One of the most interesting of Abijah and Susan’s children was Captain Irby Holt Boggess. (Also a Civil War veteran) He was born in 1835 and died in Texas in 1914.  This colorful character is considered a north Texas pioneer and he helped found the town of St. Jo Texas…current population of just under 1,000.  There was a divorce, shooting and lots of business dealings… For more information you can go to or
I had to toss in this photo for viewing by those of you who are into history and/or the restoration of historic sites.  This is the newly restored Stonewall Saloon that was built by Captain Irby Holt Boggess in St. Jo Texas.  It is now a western museum.  A tremendous amount of work went into this building restoration…

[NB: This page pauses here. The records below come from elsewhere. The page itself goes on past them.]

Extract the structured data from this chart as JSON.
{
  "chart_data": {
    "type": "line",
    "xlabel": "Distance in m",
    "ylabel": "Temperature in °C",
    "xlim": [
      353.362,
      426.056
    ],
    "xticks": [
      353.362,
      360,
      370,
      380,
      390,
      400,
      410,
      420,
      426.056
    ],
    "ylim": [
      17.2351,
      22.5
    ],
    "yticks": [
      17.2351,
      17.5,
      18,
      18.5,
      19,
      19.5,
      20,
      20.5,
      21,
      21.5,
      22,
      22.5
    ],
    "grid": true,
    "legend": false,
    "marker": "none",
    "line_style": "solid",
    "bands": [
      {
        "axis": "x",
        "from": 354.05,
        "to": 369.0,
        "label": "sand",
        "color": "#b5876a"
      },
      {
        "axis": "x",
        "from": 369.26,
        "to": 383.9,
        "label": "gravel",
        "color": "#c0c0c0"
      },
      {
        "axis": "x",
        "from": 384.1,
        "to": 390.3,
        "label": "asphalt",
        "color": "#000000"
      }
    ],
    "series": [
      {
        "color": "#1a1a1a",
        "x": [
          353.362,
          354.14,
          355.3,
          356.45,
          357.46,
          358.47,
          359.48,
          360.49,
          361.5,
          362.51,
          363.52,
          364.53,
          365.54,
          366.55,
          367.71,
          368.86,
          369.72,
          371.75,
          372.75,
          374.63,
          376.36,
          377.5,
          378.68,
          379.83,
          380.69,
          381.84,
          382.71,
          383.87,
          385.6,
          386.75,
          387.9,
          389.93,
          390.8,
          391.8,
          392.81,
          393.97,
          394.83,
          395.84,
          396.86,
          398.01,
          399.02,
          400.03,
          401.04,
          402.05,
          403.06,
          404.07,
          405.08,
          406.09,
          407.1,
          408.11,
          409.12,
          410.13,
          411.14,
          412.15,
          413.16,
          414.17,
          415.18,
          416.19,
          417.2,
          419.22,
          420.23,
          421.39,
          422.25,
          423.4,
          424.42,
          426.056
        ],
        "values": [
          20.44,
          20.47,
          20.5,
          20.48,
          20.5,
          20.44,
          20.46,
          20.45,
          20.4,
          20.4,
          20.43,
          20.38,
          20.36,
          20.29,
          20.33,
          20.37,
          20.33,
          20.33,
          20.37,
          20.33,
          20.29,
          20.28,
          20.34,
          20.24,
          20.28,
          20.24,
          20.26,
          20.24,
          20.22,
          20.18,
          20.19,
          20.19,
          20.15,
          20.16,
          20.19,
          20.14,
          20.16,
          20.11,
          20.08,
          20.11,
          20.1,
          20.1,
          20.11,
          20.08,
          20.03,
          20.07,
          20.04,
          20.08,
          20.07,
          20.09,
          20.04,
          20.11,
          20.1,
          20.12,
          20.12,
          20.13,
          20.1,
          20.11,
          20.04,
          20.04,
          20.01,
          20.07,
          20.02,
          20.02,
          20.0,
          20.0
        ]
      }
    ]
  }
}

This photo was ‘borrowed’ from the museum’s website.  For more information on this north Texas attraction, just go to
This is what remains of the Big Sewee Creek Bridge.  It was built ca. 1914 but the basic iron structure still stands… The Champion Bridge Company erected this truss bridge.  It contains one 94.5 foot span on concrete abutments and its 17 feet tall with a ‘curb to curb’ width of only 11 feet.  
Meigs County barricaded and closed this bridge to traffic in 1985.  It remains intact as a historic ruin.  Laurie liked the way that Mother Nature is having her special ‘artistic’ way with the steel frame that remains…

FYI… This was also known as the Hickory Flat Road Bridge.
As you can see from this photo, the Tennessee Department of Transportation, in cooperation with Meigs County and the Federal Highway Administration, built this replacement bridge in 1988.  While the new bridge is safe and very utilitarian, it lacks the beauty and romance of the old structure…

Well, that’s about it for this chapter of our tour of Meigs County Tennessee.  More will follow in the weeks to come… Just click on any of the photos to enlarge them…
Thanks for stopping by and sharing this historical and architectural tour with us!
Take Care, Big Daddy Dave


  1. You guys have learned way more about this area in a couple of years than I have in 44 - of course it's hard to see much from my chair.

  2. and what a scavenger hunt you had!!

  3. I'm always amazed to find how long some families have been in certain regions. Talk about roots:-). Have a great day. Blessings...Mary

  4. I like posts like this, full of history of a place. Families were large then – 13 children! I also liked the Stonewall Saloon – I would have enjoyed getting a drink there back in the days when it was popular.